Parece paradoxal: apesar de os portugueses constatarem que a demora na obtenção de alguns cuidados de saúde aumentou nos últimos sete anos, dizem estar mais satisfeitos com o sistema público de saúde, tanto que recorrem cada vez mais a ele. É uma das conclusões do estudo "O Estado da Saúde em Portugal", coordenado por Manuel Villaverde Cabral, sociólogo do Instituto de Ciências Sociais da Universidade de Lisboa, uma encomenda do Ministério da Saúde.

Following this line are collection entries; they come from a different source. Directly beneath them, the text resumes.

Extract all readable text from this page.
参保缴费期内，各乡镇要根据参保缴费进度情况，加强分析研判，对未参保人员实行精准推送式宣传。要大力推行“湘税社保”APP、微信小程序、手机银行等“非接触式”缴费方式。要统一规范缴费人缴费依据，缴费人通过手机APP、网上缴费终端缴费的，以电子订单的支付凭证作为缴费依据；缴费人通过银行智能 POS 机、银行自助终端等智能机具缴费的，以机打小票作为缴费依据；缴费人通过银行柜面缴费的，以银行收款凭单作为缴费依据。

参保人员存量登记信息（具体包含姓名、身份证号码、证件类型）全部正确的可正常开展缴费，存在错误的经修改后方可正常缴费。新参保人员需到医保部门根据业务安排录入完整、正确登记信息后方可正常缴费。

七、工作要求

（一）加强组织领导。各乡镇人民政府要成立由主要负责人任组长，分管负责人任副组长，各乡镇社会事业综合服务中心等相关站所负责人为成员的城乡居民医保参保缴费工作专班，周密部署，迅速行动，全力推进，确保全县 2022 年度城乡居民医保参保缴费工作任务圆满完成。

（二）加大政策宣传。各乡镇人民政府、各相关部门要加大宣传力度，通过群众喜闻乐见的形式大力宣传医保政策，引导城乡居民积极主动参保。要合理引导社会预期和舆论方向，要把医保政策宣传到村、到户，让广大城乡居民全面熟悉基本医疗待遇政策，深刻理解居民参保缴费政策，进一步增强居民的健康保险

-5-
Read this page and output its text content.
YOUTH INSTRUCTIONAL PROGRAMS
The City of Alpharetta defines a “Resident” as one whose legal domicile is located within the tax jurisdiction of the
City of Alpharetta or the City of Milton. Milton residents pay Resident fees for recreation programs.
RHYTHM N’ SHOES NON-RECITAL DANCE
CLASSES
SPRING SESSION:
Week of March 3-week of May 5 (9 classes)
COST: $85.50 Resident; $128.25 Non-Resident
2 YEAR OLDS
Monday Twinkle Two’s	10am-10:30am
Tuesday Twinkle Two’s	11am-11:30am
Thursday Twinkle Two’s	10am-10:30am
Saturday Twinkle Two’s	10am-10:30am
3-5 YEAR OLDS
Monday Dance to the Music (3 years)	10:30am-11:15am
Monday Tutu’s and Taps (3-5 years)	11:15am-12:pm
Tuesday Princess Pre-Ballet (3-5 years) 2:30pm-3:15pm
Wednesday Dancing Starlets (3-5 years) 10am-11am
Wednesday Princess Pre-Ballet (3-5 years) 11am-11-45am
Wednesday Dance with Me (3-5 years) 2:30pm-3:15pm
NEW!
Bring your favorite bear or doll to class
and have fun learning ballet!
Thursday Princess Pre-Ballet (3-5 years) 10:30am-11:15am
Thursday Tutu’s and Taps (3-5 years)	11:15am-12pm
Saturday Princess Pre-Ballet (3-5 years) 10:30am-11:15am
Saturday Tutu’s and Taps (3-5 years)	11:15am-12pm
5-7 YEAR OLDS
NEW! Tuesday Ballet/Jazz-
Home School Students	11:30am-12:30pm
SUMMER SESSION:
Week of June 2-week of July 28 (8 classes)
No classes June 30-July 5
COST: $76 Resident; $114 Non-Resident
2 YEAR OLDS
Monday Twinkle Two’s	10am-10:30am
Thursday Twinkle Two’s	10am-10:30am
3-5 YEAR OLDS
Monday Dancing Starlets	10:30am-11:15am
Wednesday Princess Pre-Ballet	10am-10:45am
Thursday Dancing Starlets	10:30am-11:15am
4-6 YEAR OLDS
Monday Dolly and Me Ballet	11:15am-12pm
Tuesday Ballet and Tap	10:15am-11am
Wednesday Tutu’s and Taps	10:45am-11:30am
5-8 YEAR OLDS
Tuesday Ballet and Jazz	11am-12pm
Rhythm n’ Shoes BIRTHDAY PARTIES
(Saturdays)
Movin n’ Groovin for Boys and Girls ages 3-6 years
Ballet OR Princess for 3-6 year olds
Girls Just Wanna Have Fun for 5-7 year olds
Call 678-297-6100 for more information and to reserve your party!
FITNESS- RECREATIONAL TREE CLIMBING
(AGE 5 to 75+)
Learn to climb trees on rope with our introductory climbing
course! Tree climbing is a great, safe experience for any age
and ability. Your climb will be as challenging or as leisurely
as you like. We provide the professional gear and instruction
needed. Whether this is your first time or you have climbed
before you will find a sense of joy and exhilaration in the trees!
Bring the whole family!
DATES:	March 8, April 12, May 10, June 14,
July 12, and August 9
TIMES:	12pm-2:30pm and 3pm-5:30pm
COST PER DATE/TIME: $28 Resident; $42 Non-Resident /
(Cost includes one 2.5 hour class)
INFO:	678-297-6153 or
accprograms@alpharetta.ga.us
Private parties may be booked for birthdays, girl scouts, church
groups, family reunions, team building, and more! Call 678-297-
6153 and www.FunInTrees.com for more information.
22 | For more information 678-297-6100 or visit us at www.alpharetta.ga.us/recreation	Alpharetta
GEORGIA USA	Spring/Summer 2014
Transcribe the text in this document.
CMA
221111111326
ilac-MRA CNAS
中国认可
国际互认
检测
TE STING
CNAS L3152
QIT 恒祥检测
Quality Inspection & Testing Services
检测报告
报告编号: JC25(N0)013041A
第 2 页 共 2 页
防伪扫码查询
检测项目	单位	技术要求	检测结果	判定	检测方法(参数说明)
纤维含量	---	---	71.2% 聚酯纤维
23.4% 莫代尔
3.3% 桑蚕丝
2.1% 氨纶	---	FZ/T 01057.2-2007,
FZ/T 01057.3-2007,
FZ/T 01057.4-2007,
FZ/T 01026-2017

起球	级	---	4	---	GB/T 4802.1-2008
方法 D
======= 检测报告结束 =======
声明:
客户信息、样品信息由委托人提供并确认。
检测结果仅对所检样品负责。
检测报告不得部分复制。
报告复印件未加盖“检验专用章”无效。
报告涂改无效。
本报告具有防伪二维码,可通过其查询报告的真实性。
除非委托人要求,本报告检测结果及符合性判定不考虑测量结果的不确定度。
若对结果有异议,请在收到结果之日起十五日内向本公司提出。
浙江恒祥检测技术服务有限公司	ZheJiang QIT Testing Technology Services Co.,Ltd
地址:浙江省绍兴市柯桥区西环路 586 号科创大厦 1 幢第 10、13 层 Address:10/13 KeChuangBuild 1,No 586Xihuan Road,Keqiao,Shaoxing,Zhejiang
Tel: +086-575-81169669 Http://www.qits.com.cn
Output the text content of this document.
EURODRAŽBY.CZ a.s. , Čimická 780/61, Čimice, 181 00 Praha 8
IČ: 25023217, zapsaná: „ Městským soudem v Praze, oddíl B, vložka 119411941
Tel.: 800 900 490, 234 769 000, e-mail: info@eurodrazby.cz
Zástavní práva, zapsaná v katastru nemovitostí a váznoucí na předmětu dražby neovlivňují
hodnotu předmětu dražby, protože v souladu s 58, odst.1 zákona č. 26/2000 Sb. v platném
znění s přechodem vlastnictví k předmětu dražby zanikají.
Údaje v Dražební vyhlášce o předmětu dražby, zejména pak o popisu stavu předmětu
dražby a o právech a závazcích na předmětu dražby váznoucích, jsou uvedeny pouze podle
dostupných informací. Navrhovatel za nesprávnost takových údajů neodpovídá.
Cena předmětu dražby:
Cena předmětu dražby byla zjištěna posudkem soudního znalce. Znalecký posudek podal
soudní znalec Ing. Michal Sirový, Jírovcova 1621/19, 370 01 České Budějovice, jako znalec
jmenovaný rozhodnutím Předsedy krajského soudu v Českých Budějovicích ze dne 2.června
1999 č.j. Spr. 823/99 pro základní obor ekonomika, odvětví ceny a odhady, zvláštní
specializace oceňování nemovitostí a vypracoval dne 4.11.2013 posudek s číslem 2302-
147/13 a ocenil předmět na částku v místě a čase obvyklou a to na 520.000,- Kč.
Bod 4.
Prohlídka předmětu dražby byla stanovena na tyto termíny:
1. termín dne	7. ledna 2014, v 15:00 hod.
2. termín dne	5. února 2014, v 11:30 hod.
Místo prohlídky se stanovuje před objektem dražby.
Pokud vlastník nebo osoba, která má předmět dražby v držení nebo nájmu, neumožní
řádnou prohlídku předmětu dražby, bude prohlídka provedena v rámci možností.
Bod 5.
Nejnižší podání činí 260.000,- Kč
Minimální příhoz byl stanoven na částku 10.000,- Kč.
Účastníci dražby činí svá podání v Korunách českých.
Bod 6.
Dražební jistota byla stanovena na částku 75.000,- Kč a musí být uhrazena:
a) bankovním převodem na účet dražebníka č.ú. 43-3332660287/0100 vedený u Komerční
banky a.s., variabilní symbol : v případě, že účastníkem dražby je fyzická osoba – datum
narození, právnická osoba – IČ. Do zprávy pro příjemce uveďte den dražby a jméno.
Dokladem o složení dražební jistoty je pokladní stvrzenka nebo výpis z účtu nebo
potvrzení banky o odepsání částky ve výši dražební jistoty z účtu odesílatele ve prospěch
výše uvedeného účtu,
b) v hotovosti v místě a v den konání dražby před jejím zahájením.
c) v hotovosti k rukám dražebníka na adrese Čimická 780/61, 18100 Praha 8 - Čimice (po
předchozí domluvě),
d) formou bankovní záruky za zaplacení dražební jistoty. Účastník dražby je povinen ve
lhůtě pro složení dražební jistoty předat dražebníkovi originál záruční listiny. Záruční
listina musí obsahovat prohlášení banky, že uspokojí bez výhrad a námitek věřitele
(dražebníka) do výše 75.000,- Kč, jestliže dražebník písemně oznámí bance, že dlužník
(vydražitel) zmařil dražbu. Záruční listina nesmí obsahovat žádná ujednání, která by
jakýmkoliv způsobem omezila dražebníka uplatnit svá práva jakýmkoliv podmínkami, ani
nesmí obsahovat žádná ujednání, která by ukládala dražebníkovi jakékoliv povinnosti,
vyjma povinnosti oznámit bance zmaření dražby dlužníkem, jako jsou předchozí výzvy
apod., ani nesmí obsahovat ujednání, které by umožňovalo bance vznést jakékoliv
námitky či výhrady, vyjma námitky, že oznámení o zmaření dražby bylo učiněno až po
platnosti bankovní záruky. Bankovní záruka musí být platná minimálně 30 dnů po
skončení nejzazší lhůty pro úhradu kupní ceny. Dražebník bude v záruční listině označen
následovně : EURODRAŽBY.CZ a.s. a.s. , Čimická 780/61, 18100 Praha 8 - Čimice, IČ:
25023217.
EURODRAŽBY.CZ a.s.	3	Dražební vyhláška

A apresentação é hoje, numa conferência que assinala os 30 anos do Serviço Nacional de Saúde, no Centro Cultural de Belém, em Lisboa.
As mesmas perguntas feitas num estudo de 2001 foram repetidas entre 26 de Fevereiro e 15 de Abril do ano passado, por encomenda do então ministro da Saúde, António Correia de Campos. Neste período, houve fecho de maternidades, de urgências, iniciou-se a reforma dos centros de saúde e os medicamentos começaram a ser vendidos fora das farmácias. Villaverde Cabral diz, ainda assim, que o estudo não pode ser visto como uma avaliação das reformas mas sim como um inquérito à percepção das pessoas de acordo com o seu conhecimento pessoal do sistema.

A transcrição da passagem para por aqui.